Single cell genome sequencing has become a useful tool in medicine and biology studies. However, an independent library is required for each cell in single cell genome sequencing, so that the cost grows in step with the number of cells. In this study, we report a study on efficient single-cell copy number variation (CNV) analysis based on overlapping pooling strategy together with branch and bound (B&B) algorithm. Single cells are overlapped pooled before sequencing, and later are assorted into specific types by estimating their CNV patterns by B&B algorithm. Instead of constructing libraries for each cell, a library is required only for each pool. As long as the number of pools is smaller than the cells, fewer libraries are needed, and a lower cost is spent.
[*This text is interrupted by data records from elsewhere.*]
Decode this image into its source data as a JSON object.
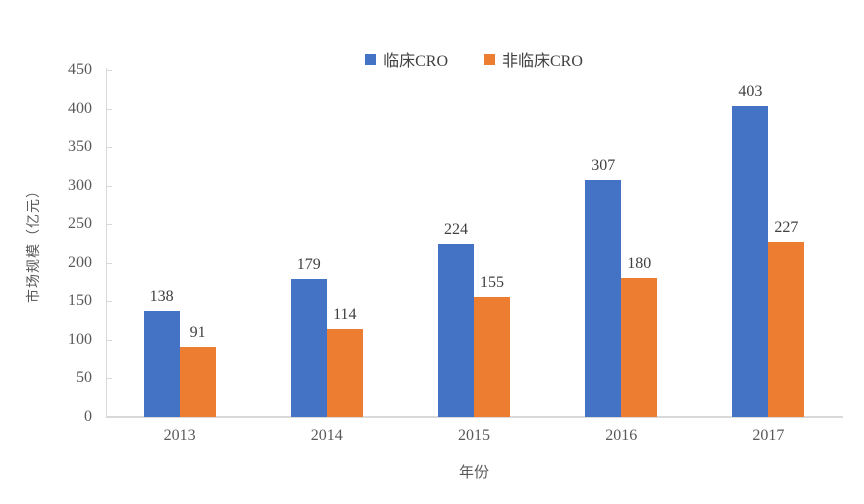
{
  "chart_data": {
    "type": "bar",
    "categories": [
      "2013",
      "2014",
      "2015",
      "2016",
      "2017"
    ],
    "series": [
      {
        "name": "临床CRO",
        "color": "#4472C4",
        "values": [
          138,
          179,
          224,
          307,
          403
        ]
      },
      {
        "name": "非临床CRO",
        "color": "#ED7D31",
        "values": [
          91,
          114,
          155,
          180,
          227
        ]
      }
    ],
    "title": "",
    "xlabel": "年份",
    "ylabel": "市场规模（亿元）",
    "ylim": [
      0,
      450
    ],
    "yticks": [
      0,
      50,
      100,
      150,
      200,
      250,
      300,
      350,
      400,
      450
    ],
    "grid": false,
    "legend_position": "top-center",
    "data_labels": true
  },
  "colors": {
    "axis_line": "#d9d9d9",
    "tick_label": "#595959",
    "data_label": "#404040",
    "background": "#ffffff"
  }
}
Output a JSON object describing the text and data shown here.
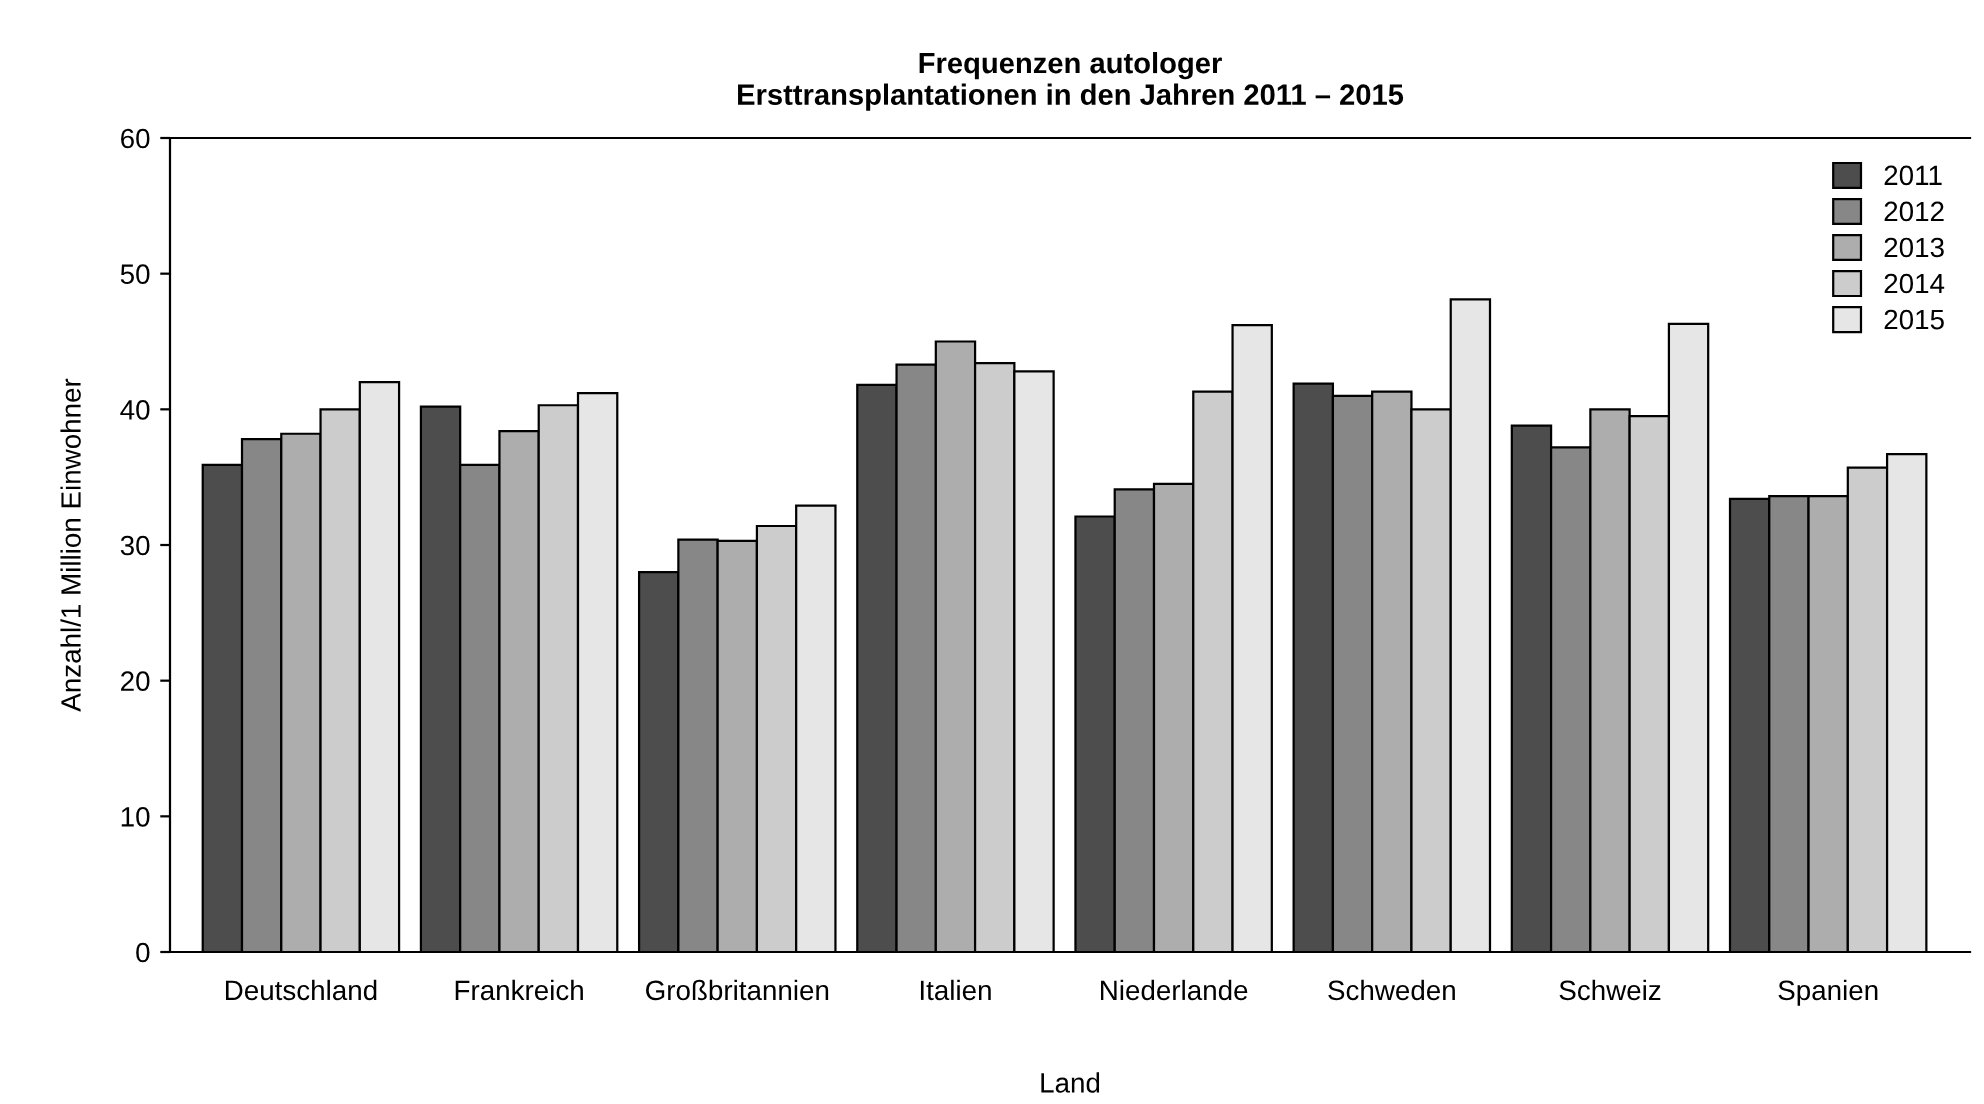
{
  "chart_data": {
    "type": "bar",
    "title": "Frequenzen autologer\nErsttransplantationen in den Jahren 2011 – 2015",
    "xlabel": "Land",
    "ylabel": "Anzahl/1 Million Einwohner",
    "categories": [
      "Deutschland",
      "Frankreich",
      "Großbritannien",
      "Italien",
      "Niederlande",
      "Schweden",
      "Schweiz",
      "Spanien"
    ],
    "series": [
      {
        "name": "2011",
        "color": "#4d4d4d",
        "values": [
          35.9,
          40.2,
          28.0,
          41.8,
          32.1,
          41.9,
          38.8,
          33.4
        ]
      },
      {
        "name": "2012",
        "color": "#878787",
        "values": [
          37.8,
          35.9,
          30.4,
          43.3,
          34.1,
          41.0,
          37.2,
          33.6
        ]
      },
      {
        "name": "2013",
        "color": "#adadad",
        "values": [
          38.2,
          38.4,
          30.3,
          45.0,
          34.5,
          41.3,
          40.0,
          33.6
        ]
      },
      {
        "name": "2014",
        "color": "#cccccc",
        "values": [
          40.0,
          40.3,
          31.4,
          43.4,
          41.3,
          40.0,
          39.5,
          35.7
        ]
      },
      {
        "name": "2015",
        "color": "#e6e6e6",
        "values": [
          42.0,
          41.2,
          32.9,
          42.8,
          46.2,
          48.1,
          46.3,
          36.7
        ]
      }
    ],
    "ylim": [
      0,
      60
    ],
    "yticks": [
      0,
      10,
      20,
      30,
      40,
      50,
      60
    ],
    "grid": false,
    "legend": "top right"
  }
}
Through computer simulations, we overlapping pooled 80 cells into 40 and 27 pools and classified them into cell types based on CNV pattern. The results showed that 84% cells in 40 pools and 76.5% cells in 27 pools were correctly classified on average, while only half or one-third of the sequencing libraries are required. Combining with traditional approaches, our method is expected to significantly improve the efficiency of single cell genome sequencing.
The dataset contains the statistics of the sequencing data and the copy number profiles of the single cells.
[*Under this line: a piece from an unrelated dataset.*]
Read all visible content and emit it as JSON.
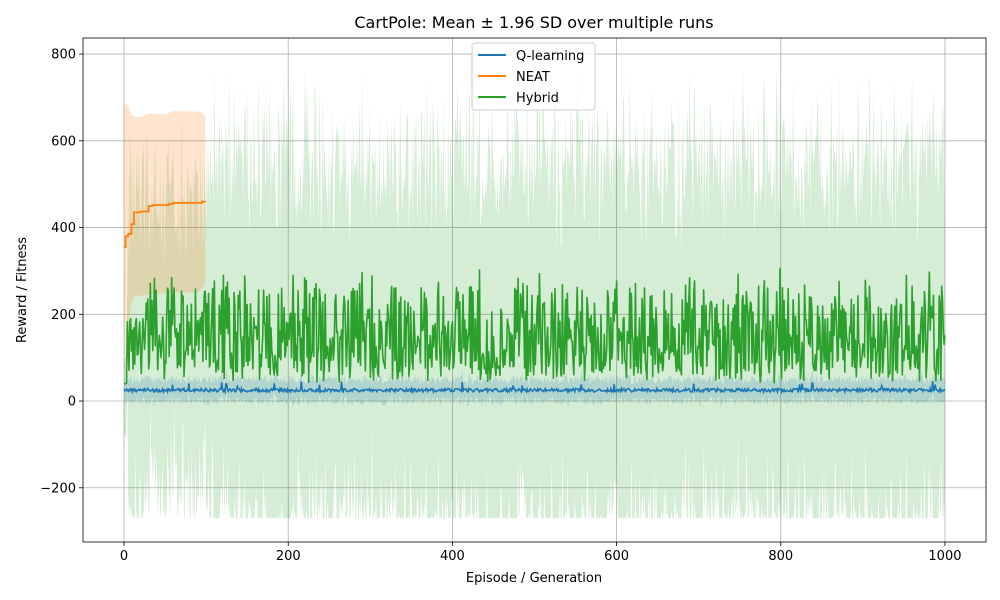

The single-cell sequencing data of 80 single cells from 7 tumor patients with Triple-Negative Breast Cancer (TNBC) were downloaded in FASTQ format from National Center for Biotechnology Information (NCBI) [15] under Sequence Read Archive (SRA) accessions SRP064210.
Performed basic statistics on BAM files mapped to the human genome hg19. We followed the protocol put forward by Baslan et al. to obtain the copy number profile of single cells.
From the sequencing data statistics file, we can get the number of single cells used for analysis. The number of sequencing reads, mapping rate, genome coverage, and sequencing depth were also included.
From the copy number profiles file, we can know the copy number of every single cell under the current bin size.